Segundo a mãe, que já tem uma filha de dois anos, o susto foi grande porque a gravidez não foi planejada, nem nenhum tratamento feito. “Eu não planejei essa gravidez, eu ia começar a trabalhar. Não teve nada programado, nem inseminação artificial, eu tava tomando até anticoncepcional”, explica. O marido, Stefan Henrique Lopes, diz que a esposa engravidou porque o anticoncepcional teve seu efeito cortado pelo uso de um antibiótico para tratar uma inflamação de garganta. “O médico mandou tomar por 14 dias.
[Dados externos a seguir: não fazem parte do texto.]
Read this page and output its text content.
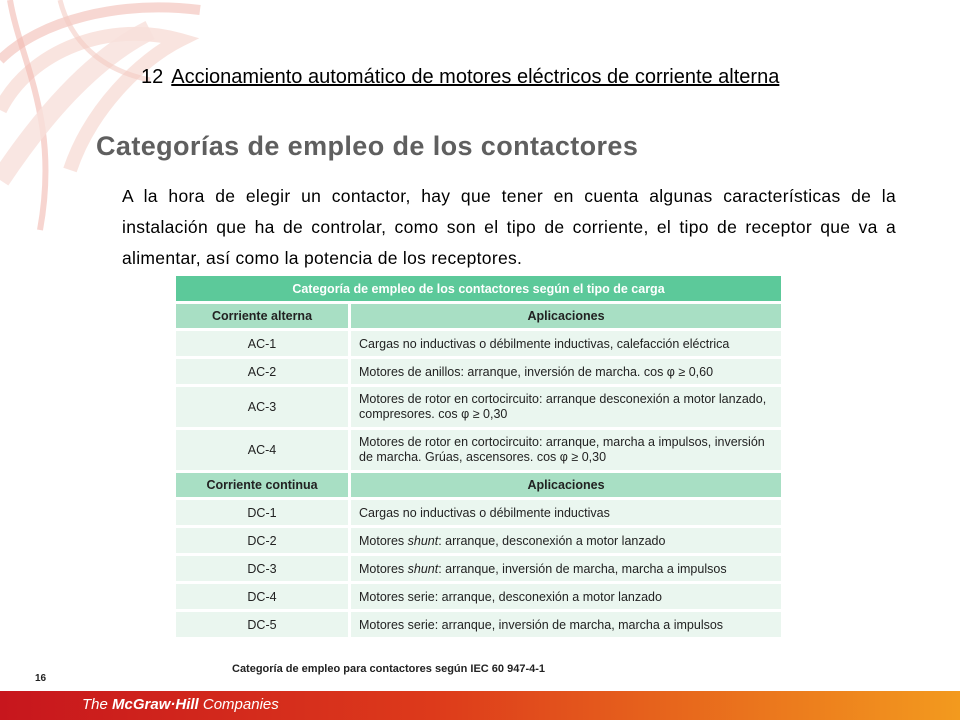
12 Accionamiento automático de motores eléctricos de corriente alterna
Categorías de empleo de los contactores
A la hora de elegir un contactor, hay que tener en cuenta algunas características de la instalación que ha de controlar, como son el tipo de corriente, el tipo de receptor que va a alimentar, así como la potencia de los receptores.
Categoría de empleo de los contactores según el tipo de carga	
Corriente alterna	Aplicaciones
AC-1	Cargas no inductivas o débilmente inductivas, calefacción eléctrica
AC-2	Motores de anillos: arranque, inversión de marcha. cos φ ≥ 0,60
AC-3	Motores de rotor en cortocircuito: arranque desconexión a motor lanzado, compresores. cos φ ≥ 0,30
AC-4	Motores de rotor en cortocircuito: arranque, marcha a impulsos, inversión de marcha. Grúas, ascensores. cos φ ≥ 0,30
Corriente continua	Aplicaciones
DC-1	Cargas no inductivas o débilmente inductivas
DC-2	Motores shunt: arranque, desconexión a motor lanzado
DC-3	Motores shunt: arranque, inversión de marcha, marcha a impulsos
DC-4	Motores serie: arranque, desconexión a motor lanzado
DC-5	Motores serie: arranque, inversión de marcha, marcha a impulsos
Categoría de empleo para contactores según IEC 60 947-4-1
16
The McGraw·Hill Companies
Aonde a gente mora é precário, não recebemos uma orientação. Nunca tinha ouvido falar sobre essa possibilidade”, disse.
A gravidez foi descoberta depois de um mês, e o fato de que eram quadrigêmeas, no quarto mês. “Primeiro, a médica achava que eram dois, depois o médico falou que eram três. Depois, a médica disse que tinha uma coisa estranha e que eu não ia acreditar que eram quatro. Naquele dia até passei mal mesmo,” disse Miriam. A gestação complicada obrigou a dona de casa a passá-la praticamente toda em repouso.
A família mora em Pedreira, interior de São Paulo, e apesar de estar desempregado, Stefan disse estar tranquilo com a chegada dos bebês. Eles, que vivem em um casa alugada de três cômodos, já receberam muitas doações.
Segundo o diretor do hospital, Sérgio Marba, a mãe e os bebês devem ter alta entre 60 e 90 dias. O parto de quadrigêmeas não é comum - foi apenas o quarto caso em 30 anos.